Description John 'Warthog9' Hawley 2011-08-26 21:34:58 UTC
Created attachment 70432 [details]
Serial Output from Machine as it boots

I've got a machine that seems to be unable to boot with 3.1-rc2, but does seem to boot fine with a 2.6.35.14 derived kernel (from Fedora 14).

Machine in question is a ProLiant DL385 G1, which is about the oldest machine I have in production.  Upon booting the machine with a 3.1-rc2 kernel (in fact the same one currently running on hera/master), it boots but then stops dead, with the only information on the serial port being:

[...]
[    0.362147] ACPI: Interpreter enabled
[    0.362958] ACPI: (supports S0 S4 S5)
[    0.364958] ACPI: Using IOAPIC for interrupt routing
[    0.370203] ACPI: No dock devices found.
[    0.370956] HEST: Table not found.
[    0.371956] PCI: Ignoring host bridge windows from ACPI; if necessary, use "pci=use_crs" and report a bug
[    0.373965] ACPI: PCI Root Bridge [CFG0] (domain 0000 [bus 00-03])
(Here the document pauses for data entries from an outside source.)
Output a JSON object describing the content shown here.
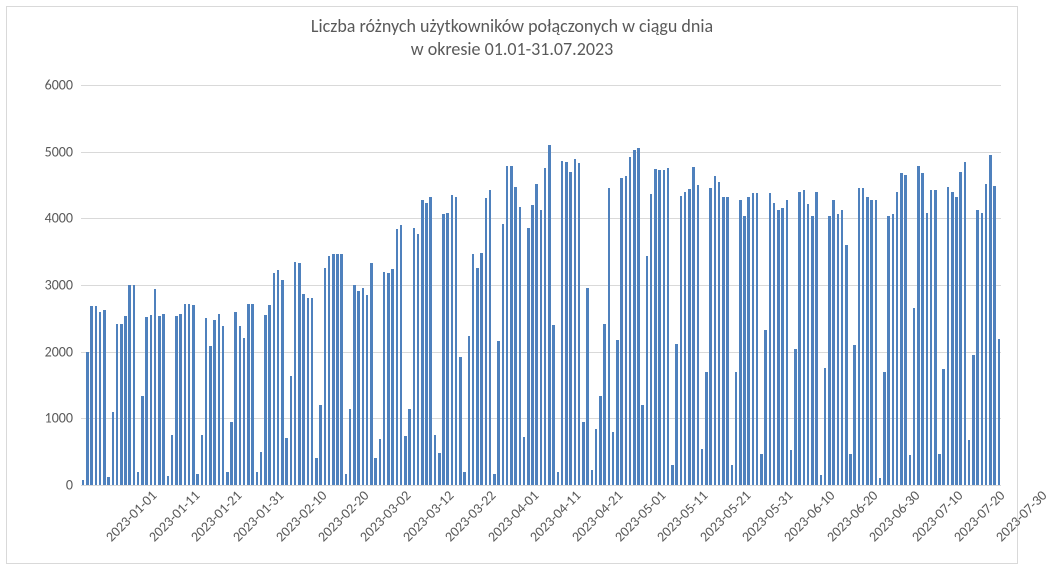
{
  "chart": {
    "type": "bar",
    "title_line1": "Liczba różnych użytkowników połączonych w ciągu dnia",
    "title_line2": "w okresie 01.01-31.07.2023",
    "title_color": "#595959",
    "title_fontsize": 18,
    "axis_label_color": "#595959",
    "axis_label_fontsize": 14,
    "background_color": "#ffffff",
    "grid_color": "#d9d9d9",
    "border_color": "#d9d9d9",
    "bar_color": "#4f81bd",
    "bar_gap_ratio": 0.4,
    "ylim": [
      0,
      6000
    ],
    "ytick_step": 1000,
    "yticks": [
      "0",
      "1000",
      "2000",
      "3000",
      "4000",
      "5000",
      "6000"
    ],
    "x_labels": [
      "2023-01-01",
      "2023-01-11",
      "2023-01-21",
      "2023-01-31",
      "2023-02-10",
      "2023-02-20",
      "2023-03-02",
      "2023-03-12",
      "2023-03-22",
      "2023-04-01",
      "2023-04-11",
      "2023-04-21",
      "2023-05-01",
      "2023-05-11",
      "2023-05-21",
      "2023-05-31",
      "2023-06-10",
      "2023-06-20",
      "2023-06-30",
      "2023-07-10",
      "2023-07-20",
      "2023-07-30"
    ],
    "x_label_every": 10,
    "x_label_rotation_deg": 45,
    "values": [
      80,
      2000,
      2680,
      2680,
      2600,
      2620,
      120,
      1100,
      2420,
      2420,
      2540,
      3000,
      3000,
      200,
      1330,
      2520,
      2550,
      2940,
      2530,
      2560,
      140,
      750,
      2530,
      2560,
      2720,
      2720,
      2700,
      170,
      750,
      2510,
      2080,
      2480,
      2560,
      2380,
      200,
      950,
      2600,
      2380,
      2200,
      2710,
      2720,
      200,
      500,
      2550,
      2700,
      3180,
      3220,
      3070,
      700,
      1630,
      3350,
      3330,
      2870,
      2800,
      2800,
      400,
      1200,
      3260,
      3430,
      3460,
      3470,
      3470,
      170,
      1140,
      3000,
      2910,
      2960,
      2850,
      3330,
      400,
      690,
      3190,
      3180,
      3240,
      3840,
      3900,
      740,
      1140,
      3850,
      3770,
      4280,
      4230,
      4320,
      750,
      480,
      4070,
      4080,
      4350,
      4320,
      1920,
      200,
      2240,
      3470,
      3250,
      3480,
      4300,
      4420,
      170,
      2160,
      3910,
      4790,
      4790,
      4470,
      4170,
      720,
      3860,
      4200,
      4520,
      4120,
      4760,
      5100,
      2400,
      200,
      4860,
      4850,
      4700,
      4890,
      4830,
      950,
      2950,
      230,
      840,
      1340,
      2420,
      4460,
      800,
      2180,
      4610,
      4640,
      4920,
      5020,
      5050,
      1200,
      3440,
      4360,
      4740,
      4730,
      4720,
      4760,
      300,
      2120,
      4330,
      4400,
      4440,
      4770,
      4500,
      540,
      1700,
      4450,
      4630,
      4550,
      4320,
      4320,
      300,
      1700,
      4280,
      4030,
      4320,
      4380,
      4380,
      460,
      2320,
      4380,
      4230,
      4120,
      4160,
      4270,
      530,
      2040,
      4400,
      4420,
      4220,
      4040,
      4400,
      150,
      1750,
      4030,
      4270,
      4070,
      4130,
      3600,
      470,
      2100,
      4450,
      4450,
      4320,
      4280,
      4280,
      100,
      1700,
      4030,
      4060,
      4400,
      4680,
      4650,
      450,
      2660,
      4780,
      4680,
      4080,
      4430,
      4430,
      460,
      1740,
      4470,
      4400,
      4320,
      4700,
      4840,
      670,
      1950,
      4120,
      4080,
      4520,
      4950,
      4480,
      2190
    ]
  }
}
Rebooting and adding pci=use_crs to the kernel command line boots further, but the tg3 driver / network bring up code (from anaconda) seems to hinder fully booting, it gets into a bringup, fail, try again loop.  The tg3 issue could just be a firmware issue.
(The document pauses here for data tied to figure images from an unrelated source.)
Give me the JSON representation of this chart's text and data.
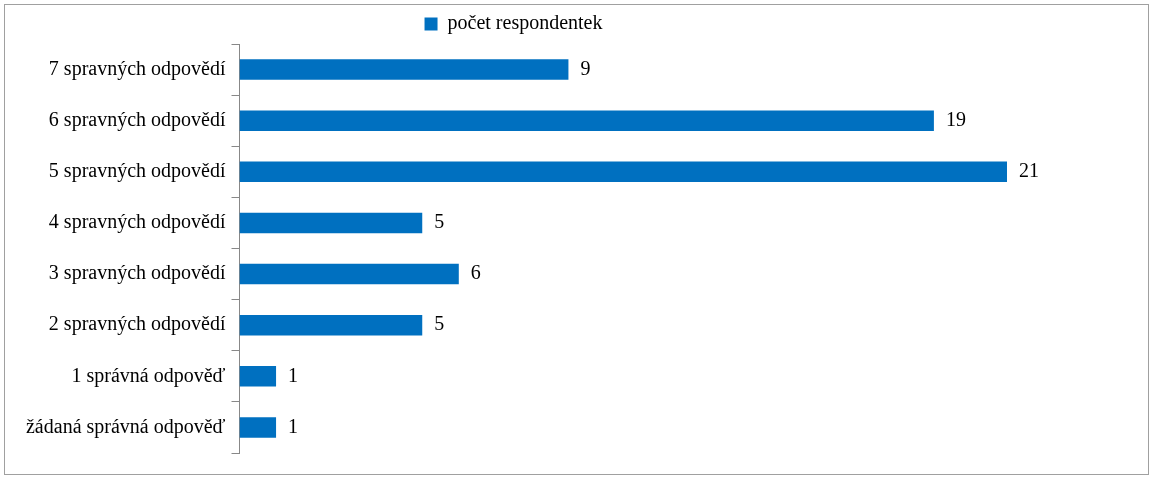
{
  "chart_data": {
    "type": "bar",
    "orientation": "horizontal",
    "categories": [
      "7 spravných odpovědí",
      "6 spravných odpovědí",
      "5 spravných odpovědí",
      "4 spravných odpovědí",
      "3 spravných odpovědí",
      "2 spravných odpovědí",
      "1 správná odpověď",
      "žádaná správná odpověď"
    ],
    "series": [
      {
        "name": "počet respondentek",
        "color": "#0070c0",
        "values": [
          9,
          19,
          21,
          5,
          6,
          5,
          1,
          1
        ]
      }
    ],
    "data_labels": true,
    "legend": "top",
    "grid": false,
    "tick_labels": "y"
  }
}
Either way I'm reporting the issue as the booting kernel implied.  Attaching the serial log from the machine in question.  I'm happy to provide anything else that might be needed.
Comment 1 Bjorn Helgaas 2011-08-26 22:35:18 UTC
Hi John, thanks for the report!  Can you also attach the log from the "pci=use_crs" boot and a complete dmesg log, /proc/iomem, and "lspci -vv" from the Fedora 14 kernel?  That box probably has an iLO for both serial and VGA console, which is a PCI device; I wonder if something's going wrong there.  I'm on my way out of town for the weekend, so I apologize in advance for not being able to work on it right away.
Comment 2 Len Brown 2011-08-26 22:50:27 UTC
John, did the 3.0.0 kernel work?
If no, any clues when things broke after 2.6.35?
Comment 3 Bjorn Helgaas 2011-09-06 05:10:01 UTC
Ping.  Bug 30552 is another case (also an AMD box) where "pci=use_crs" helps things.  The problem in bug 30552 is that amd_bus.c doesn't give us complete host bridge information, and I'd like to figure out whether this problem is similar.
Comment 4 Bjorn Helgaas 2012-08-23 23:24:28 UTC
If this is still reproducible on a current kernel, please reopen with the info requested in comment #1.